Country music with its soul in tradition, but its head quite firmly in the present.

  • We Say...

    When they started out, Shooglenifty called their music "hypnofolkedelicambienttrance" or "acidcroft." Both remain fair descriptions for their revved-up ceilidh sound, updated country dance music with its soul in tradition, but its head quite firmly in the present. They can play up a storm — not so much for the feet as the head, although they can certainly get toes tapping wildly — as on the title cut, which turns on the afterburners half way through, or the mandolin-powered "Scraping the Barrel." Although much of their inspiration derives from the Scots past, they also look outside their own borders: "The Nordal Rumba," for instance, starts out influenced by Congolese rumba before heading across the Atlantic to a warped Celtic-Latin party, complete with horn punctuations.
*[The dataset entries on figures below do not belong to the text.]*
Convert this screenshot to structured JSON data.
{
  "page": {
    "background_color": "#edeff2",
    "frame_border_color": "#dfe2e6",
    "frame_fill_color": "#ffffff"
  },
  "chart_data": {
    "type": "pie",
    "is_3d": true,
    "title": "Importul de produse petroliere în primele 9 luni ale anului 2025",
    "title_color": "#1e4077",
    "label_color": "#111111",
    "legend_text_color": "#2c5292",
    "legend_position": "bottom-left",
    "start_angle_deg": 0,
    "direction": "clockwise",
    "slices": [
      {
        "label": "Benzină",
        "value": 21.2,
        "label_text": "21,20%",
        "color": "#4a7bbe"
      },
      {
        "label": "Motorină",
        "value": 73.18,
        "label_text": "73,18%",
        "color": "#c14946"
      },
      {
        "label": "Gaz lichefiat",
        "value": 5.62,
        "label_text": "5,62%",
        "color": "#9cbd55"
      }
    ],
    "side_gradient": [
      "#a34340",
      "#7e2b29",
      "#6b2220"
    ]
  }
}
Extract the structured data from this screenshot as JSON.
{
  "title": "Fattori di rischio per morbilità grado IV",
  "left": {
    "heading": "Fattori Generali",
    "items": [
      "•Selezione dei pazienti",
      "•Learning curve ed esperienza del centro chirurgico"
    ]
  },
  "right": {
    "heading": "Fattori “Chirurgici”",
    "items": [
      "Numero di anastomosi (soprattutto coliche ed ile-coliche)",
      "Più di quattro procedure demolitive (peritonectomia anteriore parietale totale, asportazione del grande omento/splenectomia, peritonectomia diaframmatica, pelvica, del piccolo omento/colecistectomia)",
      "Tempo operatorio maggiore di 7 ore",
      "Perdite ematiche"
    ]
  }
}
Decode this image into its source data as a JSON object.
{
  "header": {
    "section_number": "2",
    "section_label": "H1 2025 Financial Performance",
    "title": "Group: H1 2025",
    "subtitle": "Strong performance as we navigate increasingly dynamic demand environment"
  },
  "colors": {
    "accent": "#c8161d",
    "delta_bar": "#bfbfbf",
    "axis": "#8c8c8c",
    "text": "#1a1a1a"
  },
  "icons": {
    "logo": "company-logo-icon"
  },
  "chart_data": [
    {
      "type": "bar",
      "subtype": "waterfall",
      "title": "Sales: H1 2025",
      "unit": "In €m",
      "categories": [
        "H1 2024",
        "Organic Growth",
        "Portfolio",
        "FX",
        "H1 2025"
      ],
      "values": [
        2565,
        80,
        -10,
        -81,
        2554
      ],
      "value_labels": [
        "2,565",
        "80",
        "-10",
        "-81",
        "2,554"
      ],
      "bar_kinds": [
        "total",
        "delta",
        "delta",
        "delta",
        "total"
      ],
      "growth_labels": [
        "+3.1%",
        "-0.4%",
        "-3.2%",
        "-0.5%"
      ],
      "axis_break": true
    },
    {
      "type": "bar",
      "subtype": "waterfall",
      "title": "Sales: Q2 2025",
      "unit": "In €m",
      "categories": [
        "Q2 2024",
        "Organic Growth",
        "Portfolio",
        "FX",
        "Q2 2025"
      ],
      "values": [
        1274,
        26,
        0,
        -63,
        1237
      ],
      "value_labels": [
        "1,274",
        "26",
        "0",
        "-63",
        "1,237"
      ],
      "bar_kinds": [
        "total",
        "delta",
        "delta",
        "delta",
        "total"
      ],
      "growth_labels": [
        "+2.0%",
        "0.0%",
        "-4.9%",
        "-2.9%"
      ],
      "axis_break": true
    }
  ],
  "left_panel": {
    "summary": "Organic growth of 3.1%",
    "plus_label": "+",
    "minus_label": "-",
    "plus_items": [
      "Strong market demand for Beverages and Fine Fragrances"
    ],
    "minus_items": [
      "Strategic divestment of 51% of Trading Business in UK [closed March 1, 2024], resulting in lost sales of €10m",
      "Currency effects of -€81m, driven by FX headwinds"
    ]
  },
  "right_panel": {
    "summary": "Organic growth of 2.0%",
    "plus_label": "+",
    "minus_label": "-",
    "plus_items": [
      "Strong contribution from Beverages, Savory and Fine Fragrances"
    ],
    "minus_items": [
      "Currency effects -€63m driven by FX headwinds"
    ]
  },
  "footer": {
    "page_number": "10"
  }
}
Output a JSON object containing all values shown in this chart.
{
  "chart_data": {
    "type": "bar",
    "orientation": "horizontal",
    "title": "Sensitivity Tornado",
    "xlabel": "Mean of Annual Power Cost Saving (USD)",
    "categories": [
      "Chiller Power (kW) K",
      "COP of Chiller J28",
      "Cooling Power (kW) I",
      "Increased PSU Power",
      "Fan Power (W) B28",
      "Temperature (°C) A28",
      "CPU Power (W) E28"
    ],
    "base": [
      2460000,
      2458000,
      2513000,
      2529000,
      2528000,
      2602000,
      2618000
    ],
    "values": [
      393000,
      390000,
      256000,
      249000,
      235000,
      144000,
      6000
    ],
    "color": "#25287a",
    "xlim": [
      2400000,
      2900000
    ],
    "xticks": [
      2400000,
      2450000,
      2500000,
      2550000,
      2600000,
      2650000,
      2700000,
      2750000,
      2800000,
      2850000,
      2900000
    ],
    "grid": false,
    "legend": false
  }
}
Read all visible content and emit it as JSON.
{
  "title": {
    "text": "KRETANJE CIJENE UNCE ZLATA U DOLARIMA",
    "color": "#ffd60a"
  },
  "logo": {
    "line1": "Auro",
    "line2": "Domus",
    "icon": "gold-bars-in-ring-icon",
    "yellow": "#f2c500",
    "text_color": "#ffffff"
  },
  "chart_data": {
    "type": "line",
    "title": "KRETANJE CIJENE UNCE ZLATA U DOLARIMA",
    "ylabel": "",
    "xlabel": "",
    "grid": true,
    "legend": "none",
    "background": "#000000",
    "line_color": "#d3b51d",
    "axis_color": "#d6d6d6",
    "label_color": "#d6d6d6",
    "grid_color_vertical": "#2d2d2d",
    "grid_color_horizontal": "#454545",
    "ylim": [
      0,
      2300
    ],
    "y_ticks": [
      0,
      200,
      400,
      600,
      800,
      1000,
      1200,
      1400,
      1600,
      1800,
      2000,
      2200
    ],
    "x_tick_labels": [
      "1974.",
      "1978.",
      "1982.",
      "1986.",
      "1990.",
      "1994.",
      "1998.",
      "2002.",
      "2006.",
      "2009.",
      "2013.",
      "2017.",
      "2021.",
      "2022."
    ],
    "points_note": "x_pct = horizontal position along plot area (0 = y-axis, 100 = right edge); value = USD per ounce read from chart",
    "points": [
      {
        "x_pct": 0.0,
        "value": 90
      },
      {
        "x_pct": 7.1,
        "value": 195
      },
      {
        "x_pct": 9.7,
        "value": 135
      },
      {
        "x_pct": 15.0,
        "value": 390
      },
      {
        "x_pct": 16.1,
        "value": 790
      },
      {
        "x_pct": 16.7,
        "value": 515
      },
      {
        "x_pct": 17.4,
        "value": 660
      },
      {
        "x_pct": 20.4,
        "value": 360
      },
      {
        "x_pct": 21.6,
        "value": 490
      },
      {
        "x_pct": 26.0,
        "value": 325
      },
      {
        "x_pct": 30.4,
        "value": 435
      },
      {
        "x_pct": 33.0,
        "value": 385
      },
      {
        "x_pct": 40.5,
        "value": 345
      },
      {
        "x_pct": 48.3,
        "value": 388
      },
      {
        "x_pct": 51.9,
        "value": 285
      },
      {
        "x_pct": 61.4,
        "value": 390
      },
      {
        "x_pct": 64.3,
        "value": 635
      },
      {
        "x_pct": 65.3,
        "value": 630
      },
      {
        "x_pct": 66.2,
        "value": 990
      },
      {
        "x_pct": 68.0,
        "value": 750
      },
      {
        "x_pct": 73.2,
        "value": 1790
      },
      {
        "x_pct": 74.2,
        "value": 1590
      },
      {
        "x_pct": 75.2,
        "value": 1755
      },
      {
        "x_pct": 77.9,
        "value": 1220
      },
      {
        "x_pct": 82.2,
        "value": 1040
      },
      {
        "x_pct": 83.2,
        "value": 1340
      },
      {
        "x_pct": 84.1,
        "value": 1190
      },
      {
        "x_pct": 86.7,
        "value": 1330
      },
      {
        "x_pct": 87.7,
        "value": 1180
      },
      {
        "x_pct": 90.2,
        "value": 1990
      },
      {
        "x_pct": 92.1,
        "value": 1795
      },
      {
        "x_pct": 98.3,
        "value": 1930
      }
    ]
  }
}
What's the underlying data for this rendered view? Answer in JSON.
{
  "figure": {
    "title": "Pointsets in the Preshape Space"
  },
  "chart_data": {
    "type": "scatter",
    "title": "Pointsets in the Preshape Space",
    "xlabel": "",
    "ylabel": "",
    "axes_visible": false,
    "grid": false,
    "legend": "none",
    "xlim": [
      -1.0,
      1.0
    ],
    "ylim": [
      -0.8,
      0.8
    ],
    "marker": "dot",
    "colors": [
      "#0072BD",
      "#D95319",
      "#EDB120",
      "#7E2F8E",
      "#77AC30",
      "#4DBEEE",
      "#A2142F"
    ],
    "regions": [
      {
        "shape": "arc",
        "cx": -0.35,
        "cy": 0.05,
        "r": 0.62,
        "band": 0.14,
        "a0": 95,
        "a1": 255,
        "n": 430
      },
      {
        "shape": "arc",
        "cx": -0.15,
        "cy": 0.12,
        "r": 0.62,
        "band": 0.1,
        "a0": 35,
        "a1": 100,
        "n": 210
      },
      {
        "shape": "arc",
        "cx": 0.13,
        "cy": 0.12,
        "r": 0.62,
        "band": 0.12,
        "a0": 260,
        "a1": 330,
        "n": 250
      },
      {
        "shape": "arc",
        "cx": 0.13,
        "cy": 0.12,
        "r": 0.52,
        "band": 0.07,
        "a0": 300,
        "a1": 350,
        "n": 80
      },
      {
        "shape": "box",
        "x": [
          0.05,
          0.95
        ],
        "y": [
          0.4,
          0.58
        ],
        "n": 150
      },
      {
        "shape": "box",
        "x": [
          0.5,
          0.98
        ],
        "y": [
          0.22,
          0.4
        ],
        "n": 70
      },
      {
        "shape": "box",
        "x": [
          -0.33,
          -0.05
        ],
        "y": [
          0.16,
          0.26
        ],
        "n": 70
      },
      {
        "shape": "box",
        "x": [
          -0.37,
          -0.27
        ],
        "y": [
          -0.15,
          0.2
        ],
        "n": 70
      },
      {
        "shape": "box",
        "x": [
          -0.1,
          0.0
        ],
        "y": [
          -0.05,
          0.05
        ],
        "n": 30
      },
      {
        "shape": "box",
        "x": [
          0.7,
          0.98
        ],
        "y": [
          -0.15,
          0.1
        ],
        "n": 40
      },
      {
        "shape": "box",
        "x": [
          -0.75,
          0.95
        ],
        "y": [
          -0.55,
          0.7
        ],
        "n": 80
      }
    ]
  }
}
But they can be delicate, too, as "Tune for Bartley" or the neo-cowboy soundtrack "Heading West" show. Sweeping, brilliant and occasionally mad, they make glorious music.

  • They Say...

    Fans of Afro Celt Sound System and Mouth Music will immediately recognize Shooglenifty as something of a kindred spirit to those bands, mixing Celtic roots music with a kaleidoscopic array of rhythmic influences both ancient and modern and from points all across the globe. The Arms Dealer's Daughter basically picks up where Solar Shears left off in 2001, delivering a mixed bag of tunes and rhythms that hits the spot more than it misses. Things get off to a pleasant, but not really compelling, start with four sets of original tunes, mostly written by fiddler Angus R. Grant and mandolin/banjo/bouzouki player Luke Plumb. Of these, the most exciting is the set that includes the title track and the raucously joyful "Aye Right." Then things really pick up and get interesting: the "Nordal Rumba," with its percolating combination of fiddle, Afro-Cuban drumbeats, and rollicking horns, is some of the most fun music recorded in this century; on "Maxine's Polka," the band dips into electronica textures and produces what may be the first junglist polka in the history of recorded Celtic music; "Fistful of Euro" is a dense and trip-hoppy fusion of Celtic and North African elements. "Carboni's Farewell" gets a bit too long-winded for its own good, but the energetic reel set "Scraping the Barrel" puts things back on solid footing again. Anyone with both a love of Celtic music and at least moderately adventurous ears will find much to enjoy on this album.